Authors: Howe L, Hardcastle MR, Dittmer KE, Thompson KGPublication: New Zealand Veterinary Journal, Volume 58, Issue 2, pp 110, Apr 2010
Publisher: Taylor and Francis
Animal type: Dog
Subject Terms: Disease/defect, Neoplasia, Oncology, Skeletal/bone/cartilage
Article class: Abstract
Abstract:
Tumour-induced osteomalacia of humans is a renal phosphate-wasting syndrome associated with slow-growing mesenchymal tumours. Seventy to eighty percent of these tumours are classified as phosphaturic mesenchymal tumours of mixed connective tissue, that strongly resemble haemangiopericytomas. Affected individuals develop osteomalacia, with bone and muscle pain, hypophosphataemia, and inappropriately low concentrations of 1,25-dihydoxyvitamin D. Surgical removal of the tumour leads to resolution of these clinical signs. These tumours over-express factors known as ‘phosphatonins’, that lead to phosphate-wasting through the kidney, and suppression of renal 1α-hydroxylase. The most important and most researched of these are fibroblast growth factor-23 (FGF23), matrix extracellular phosphoglycoprotein (MEPE), and secreted frizzled-related protein- 4 (sFRP4).
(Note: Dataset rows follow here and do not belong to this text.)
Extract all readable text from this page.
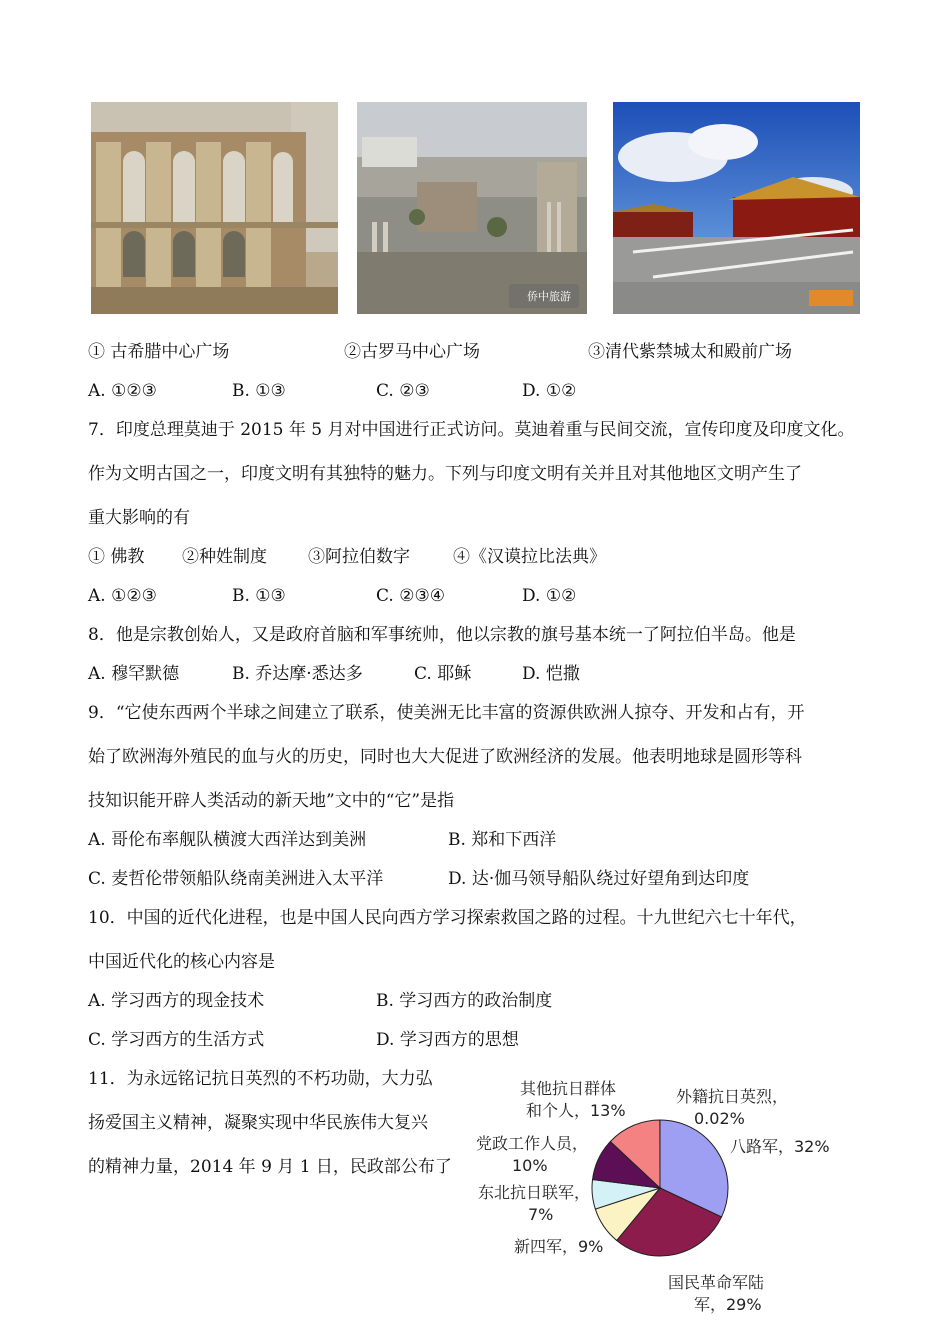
侨中旅游
① 古希腊中心广场	②古罗马中心广场	③清代紫禁城太和殿前广场
A. ①②③	B. ①③	C. ②③	D. ①②
7．印度总理莫迪于 2015 年 5 月对中国进行正式访问。莫迪着重与民间交流，宣传印度及印度文化。
作为文明古国之一，印度文明有其独特的魅力。下列与印度文明有关并且对其他地区文明产生了
重大影响的有
① 佛教 ②种姓制度 ③阿拉伯数字	④《汉谟拉比法典》
A. ①②③	B. ①③	C. ②③④	D. ①②
8．他是宗教创始人，又是政府首脑和军事统帅，他以宗教的旗号基本统一了阿拉伯半岛。他是
A. 穆罕默德	B. 乔达摩·悉达多	C. 耶稣	D. 恺撒
9．“它使东西两个半球之间建立了联系，使美洲无比丰富的资源供欧洲人掠夺、开发和占有，开
始了欧洲海外殖民的血与火的历史，同时也大大促进了欧洲经济的发展。他表明地球是圆形等科
技知识能开辟人类活动的新天地”文中的“它”是指
A. 哥伦布率舰队横渡大西洋达到美洲	B. 郑和下西洋
C. 麦哲伦带领船队绕南美洲进入太平洋	D. 达·伽马领导船队绕过好望角到达印度
10．中国的近代化进程，也是中国人民向西方学习探索救国之路的过程。十九世纪六七十年代，
中国近代化的核心内容是
A. 学习西方的现金技术	B. 学习西方的政治制度
C. 学习西方的生活方式	D. 学习西方的思想
11．为永远铭记抗日英烈的不朽功勋，大力弘
扬爱国主义精神，凝聚实现中华民族伟大复兴
的精神力量，2014 年 9 月 1 日，民政部公布了
其他抗日群体
和个人，13%
外籍抗日英烈，
0.02%
八路军，32%
党政工作人员，
10%
东北抗日联军，
7%
新四军，9%
国民革命军陆
军，29%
In-situ hybridisation, immunohistochemistry, and PCR have shown FGF23 protein and mRNA present in tumour cells of these mesenchymal tumours. Research into this syndrome has uncovered the role of these substances, and others, in the normal physiology of phosphorous homeostasis. Haemangiopericytoma is a common tumour of dogs, but no work has been performed examining the possibility of over-expression of phosphatonin, and tumour-induced osteomalacia in these animals. A study is underway to determine if haemangiopericytomas, and other mesenchymal tumours of dogs, produce FGF23, MEPE or sFRP4.